Neonatal Hypocalcemia

Background

• Neonatal hypocalcemia is a serum calcium level below the lower limit of normal during the newborn period, typically defined as the first 28 days of life.
• Common cutoffs are:
  • in term neonates - total calcium < 8 mg/dL (2 mmol/L) or ionized calcium < 4.8 mg/dL (1.2 mmol/L)
  • in preterm neonates - total calcium < 7 mg/dL (1.75 mmol/L) or ionized calcium < 4 mg/dL (1 mmol/L)
• Clinical presentation
  • Neonatal hypocalcemia may be asymptomatic and detected on screening of at-risk infants or on blood testing for other reasons.
  • Symptoms, if present, may range from mild to life-threatening. Common findings include jitteriness, tetany, vomiting, seizures, apnea, stridor, wheezing, and prolonged QT interval.
• Neonatal hypocalcemia can present soon after birth, or later in the neonatal period, and may be transient or persistent.
  • Hypocalcemia presenting in the first 48 or 72 hours of life is considered early-onset neonatal hypocalcemia, and is usually related to pregnancy, delivery, or early postnatal management.
    • It is often associated with prematurity, intrauterine growth restriction, perinatal stress/asphyxia, and maternal diabetes.
    • It is usually asymptomatic, and often resolves with brief calcium therapy.
  • Late-onset neonatal hypocalcemia is less common, and is often due to a genetic disorder, maternal factors, or iatrogenic causes.

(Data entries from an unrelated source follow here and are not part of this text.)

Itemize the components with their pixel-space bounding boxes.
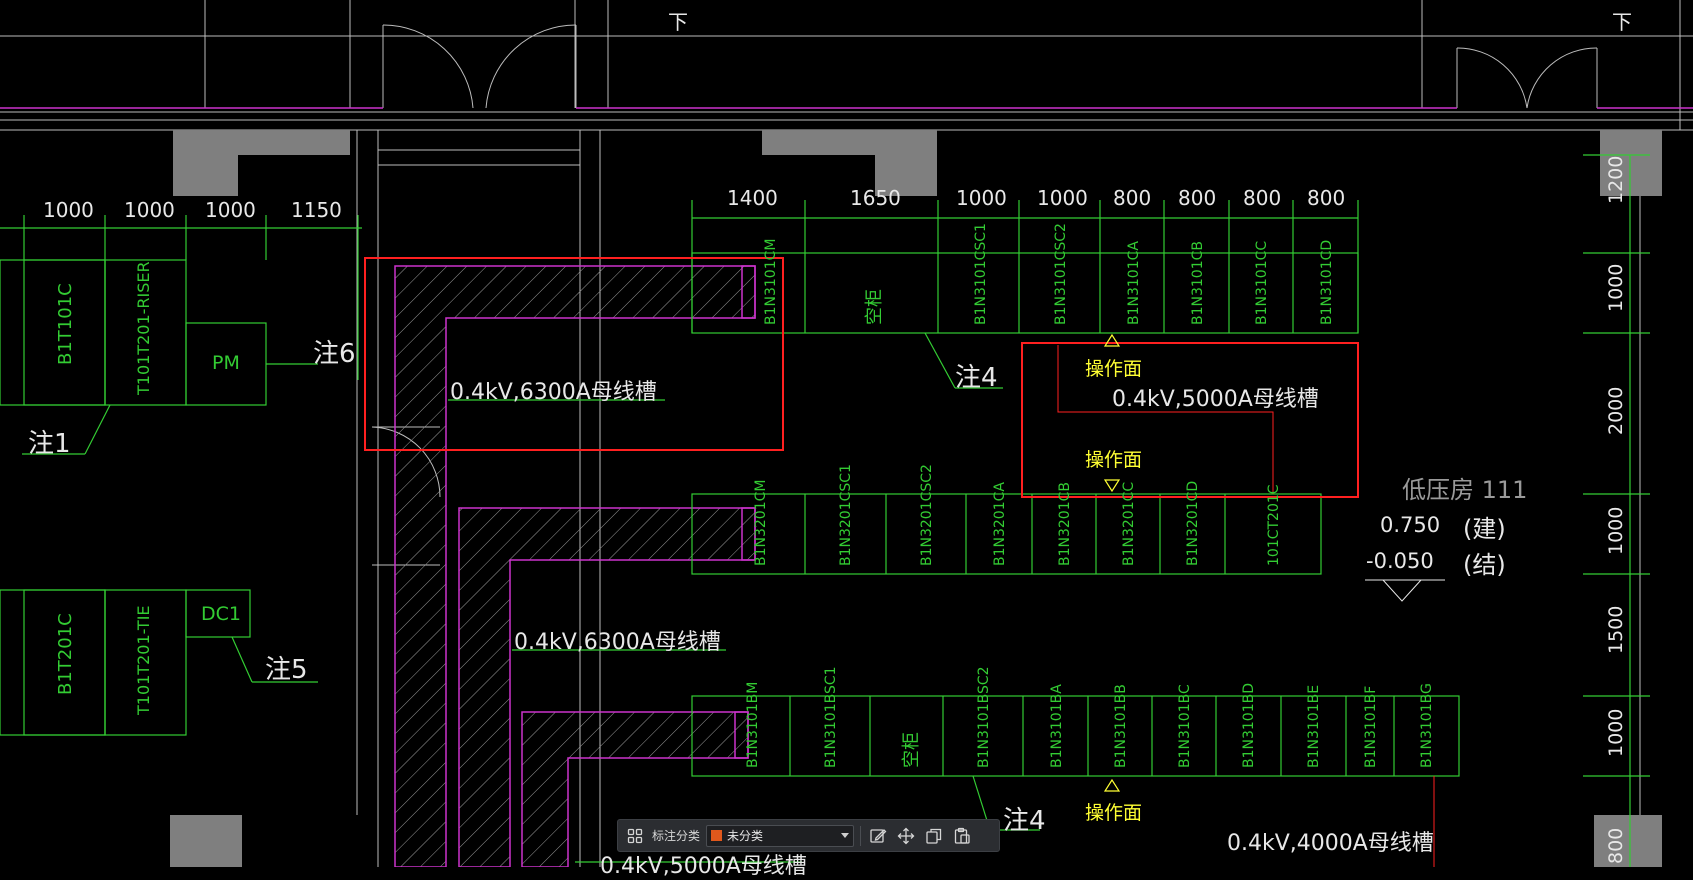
dim-left-3: 1000 bbox=[205, 198, 256, 222]
note-6: 注6 bbox=[313, 339, 356, 369]
annotation-toolbar: 标注分类 未分类 bbox=[617, 819, 1000, 852]
panel-row2-8[interactable]: 101CT201C bbox=[1263, 484, 1282, 566]
busbar-label-5000-bottom: 0.4kV,5000A母线槽 bbox=[600, 854, 807, 879]
door-mark-1: 下 bbox=[668, 10, 688, 34]
dim-vertical-2: 1000 bbox=[1605, 263, 1627, 312]
category-select-value: 未分类 bbox=[727, 829, 764, 843]
panel-riser[interactable]: T101T201-RISER bbox=[134, 261, 153, 395]
panel-b1t101c[interactable]: B1T101C bbox=[55, 283, 76, 365]
busbar-label-6300a: 0.4kV,6300A母线槽 bbox=[450, 380, 657, 405]
dim-vertical-7: 800 bbox=[1605, 827, 1627, 864]
panel-row3-8[interactable]: B1N3101BD bbox=[1238, 683, 1257, 768]
busbar-label-6300b: 0.4kV,6300A母线槽 bbox=[514, 630, 721, 655]
move-icon[interactable] bbox=[895, 825, 917, 847]
panel-row1-3[interactable]: B1N3101CSC1 bbox=[970, 223, 989, 325]
note-1: 注1 bbox=[28, 429, 71, 459]
busbar-ducts bbox=[394, 265, 756, 867]
panel-row3-1[interactable]: B1N3101BM bbox=[742, 682, 761, 768]
panel-row3-5[interactable]: B1N3101BA bbox=[1046, 684, 1065, 768]
panel-row3-9[interactable]: B1N3101BE bbox=[1303, 685, 1322, 768]
panel-row2-6[interactable]: B1N3201CC bbox=[1118, 482, 1137, 566]
category-select[interactable]: 未分类 bbox=[706, 824, 855, 847]
dim-right-6: 800 bbox=[1178, 186, 1217, 210]
panel-b1t201c[interactable]: B1T201C bbox=[55, 613, 76, 695]
panel-row3-2[interactable]: B1N3101BSC1 bbox=[820, 666, 839, 768]
dim-vertical-3: 2000 bbox=[1605, 386, 1627, 435]
room-elev-arch: 0.750 bbox=[1380, 513, 1441, 537]
panel-row2-4[interactable]: B1N3201CA bbox=[989, 482, 1008, 566]
panel-row1-6[interactable]: B1N3101CB bbox=[1187, 241, 1206, 325]
chevron-down-icon bbox=[841, 833, 850, 838]
note-4b: 注4 bbox=[1003, 806, 1046, 836]
panel-row2-5[interactable]: B1N3201CB bbox=[1054, 482, 1073, 566]
room-name: 低压房 111 bbox=[1402, 476, 1528, 504]
op-face-2: 操作面 bbox=[1085, 449, 1143, 471]
note-5: 注5 bbox=[265, 655, 308, 685]
panel-row1-5[interactable]: B1N3101CA bbox=[1123, 241, 1142, 325]
note-4a: 注4 bbox=[955, 363, 998, 393]
busbar-label-5000: 0.4kV,5000A母线槽 bbox=[1112, 387, 1319, 412]
grid-menu-icon[interactable] bbox=[624, 825, 646, 847]
dim-left-4: 1150 bbox=[291, 198, 342, 222]
panel-row2-3[interactable]: B1N3201CSC2 bbox=[916, 464, 935, 566]
category-label: 标注分类 bbox=[652, 829, 701, 843]
elevation-symbol bbox=[1365, 579, 1445, 602]
dim-left-1: 1000 bbox=[43, 198, 94, 222]
cad-drawing-canvas[interactable]: 下 下 1000 1000 1000 1150 1400 1650 1000 1… bbox=[0, 0, 1693, 879]
panel-dc1[interactable]: DC1 bbox=[201, 603, 241, 625]
op-face-3: 操作面 bbox=[1085, 802, 1143, 824]
panel-row2-2[interactable]: B1N3201CSC1 bbox=[835, 464, 854, 566]
toolbar-separator bbox=[860, 825, 862, 846]
panel-row2-1[interactable]: B1N3201CM bbox=[750, 480, 769, 566]
category-color-swatch bbox=[711, 830, 723, 841]
panel-row2-7[interactable]: B1N3201CD bbox=[1182, 481, 1201, 566]
panel-row3-7[interactable]: B1N3101BC bbox=[1174, 684, 1193, 768]
panel-row1-8[interactable]: B1N3101CD bbox=[1316, 240, 1335, 325]
panel-row1-7[interactable]: B1N3101CC bbox=[1251, 241, 1270, 325]
panel-row3-11[interactable]: B1N3101BG bbox=[1416, 683, 1435, 768]
dim-right-3: 1000 bbox=[956, 186, 1007, 210]
dim-vertical-5: 1500 bbox=[1605, 605, 1627, 654]
panel-tie[interactable]: T101T201-TIE bbox=[134, 605, 153, 715]
room-elev-arch-tag: (建) bbox=[1463, 515, 1506, 543]
panel-pm[interactable]: PM bbox=[212, 352, 240, 374]
room-elev-struct: -0.050 bbox=[1366, 549, 1434, 573]
panel-row1-1[interactable]: B1N3101CM bbox=[760, 239, 779, 325]
drawing-svg bbox=[0, 0, 1693, 867]
busbar-label-4000: 0.4kV,4000A母线槽 bbox=[1227, 831, 1434, 856]
op-face-1: 操作面 bbox=[1085, 358, 1143, 380]
dim-left-2: 1000 bbox=[124, 198, 175, 222]
red-route-lines bbox=[1057, 345, 1435, 867]
room-elev-struct-tag: (结) bbox=[1463, 551, 1506, 579]
door-mark-2: 下 bbox=[1612, 10, 1632, 34]
dim-right-8: 800 bbox=[1307, 186, 1346, 210]
dim-vertical-4: 1000 bbox=[1605, 506, 1627, 555]
panel-row3-4[interactable]: B1N3101BSC2 bbox=[973, 666, 992, 768]
dim-vertical-6: 1000 bbox=[1605, 708, 1627, 757]
panel-row3-3[interactable]: 空柜 bbox=[897, 732, 923, 768]
dim-right-2: 1650 bbox=[850, 186, 901, 210]
panel-row3-10[interactable]: B1N3101BF bbox=[1360, 686, 1379, 768]
dim-right-4: 1000 bbox=[1037, 186, 1088, 210]
dim-vertical-1: 1200 bbox=[1605, 155, 1627, 204]
dim-right-7: 800 bbox=[1243, 186, 1282, 210]
edit-icon[interactable] bbox=[867, 825, 889, 847]
dim-right-1: 1400 bbox=[727, 186, 778, 210]
paste-icon[interactable] bbox=[951, 825, 973, 847]
panel-row1-4[interactable]: B1N3101CSC2 bbox=[1050, 223, 1069, 325]
panel-row1-2[interactable]: 空柜 bbox=[860, 289, 886, 325]
dim-right-5: 800 bbox=[1113, 186, 1152, 210]
copy-icon[interactable] bbox=[923, 825, 945, 847]
panel-row3-6[interactable]: B1N3101BB bbox=[1110, 684, 1129, 768]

It is usually symptomatic, and may be transient, prolonged, or permanent, depending on the underlying cause.
• Causes of neonatal hypocalcemia include high phosphorous-containing formula, hypoparathyroidism, vitamin D disorders, hypomagnesemia, renal insufficiency, and pseudohypoparathyroidism. Iatrogenic causes include medications, phototherapy, blood transfusions, and other interventions during the neonatal period.

Evaluation

• Perform a thorough history and physical exam.
• Measure serum calcium to confirm hypocalcemia.
  • Ionized serum calcium is preferred.
  • If using total calcium, consider measuring albumin and correcting total calcium for hypoalbuminemia.
• Perform additional testing to determine the underlying cause if hypocalcemia persists despite adequate calcium therapy, and consider additional testing in any infant with late-onset neonatal hypocalcemia.
  • Consider the following additional blood tests:
    • parathyroid hormone (PTH)
    • phosphate
    • blood urea nitrogen (BUN)
    • creatinine
    • magnesium
    • alkaline phosphatase
    • vitamin D (25-hydroxyvitamin D, 1,25-dihydroxyvitamin D)
  • Consider maternal blood testing if the etiology of an identified cause is unclear.
  • Consider further testing based on blood test results, for example
    • urine creatinine, calcium, and magnesium levels
    • imaging
    • electrocardiogram (ECG)
    • genetic testing

Management

• Start calcium therapy.
  • Initial treatment
    • For symptomatic neonatal hypocalcemia:
      • give 2 mL/kg of 10% calcium gluconate diluted 1:1 with 5% dextrose by slow IV bolus under cardiac monitoring
      • follow bolus with 80 mg/kg/day of elemental calcium (8 mL/kg/day of 10% calcium gluconate) by continuous IV infusion for 48 hours
      • for treatment-refractory hypocalcemia associated with hypomagnesemia, give 0.2 mL/kg of 50% magnesium sulfate by deep intramuscular injection for 2 doses 12 hours apart, followed by oral magnesium supplementation
    • For asymptomatic neonatal hypocalcemia:
      • give 80 mg/kg/day of elemental calcium IV (continuous infusion preferred) or orally (if tolerating feeds) for 48 hours
  • If serum calcium is normal at 48 hours, continue calcium therapy at 40 mg/kg/day of elemental calcium for 24 hours.
  • If above therapy fails to achieve or maintain normal calcium level, perform additional testing to identify the underlying cause.
• Provide additional treatment as needed based on the underlying cause.
  • For hypoparathyroidism and pseudohypoparathyroidism:
    • give oral calcium and vitamin D supplementation
    • synthetic PTH may be considered if calcium and vitamin D supplementation fails to maintain normocalcemia without hypercalciuria
  • For hypomagnesemia, give oral magnesium supplementation.
  • For vitamin D disorders, give oral vitamin D supplementation.
    • Use ergocalciferol (vitamin D2) or cholecalciferol (vitamin D3) for vitamin D deficiency.
    • Use calcitriol or alfacalcidol for disorders of vitamin D metabolism or vitamin D resistance.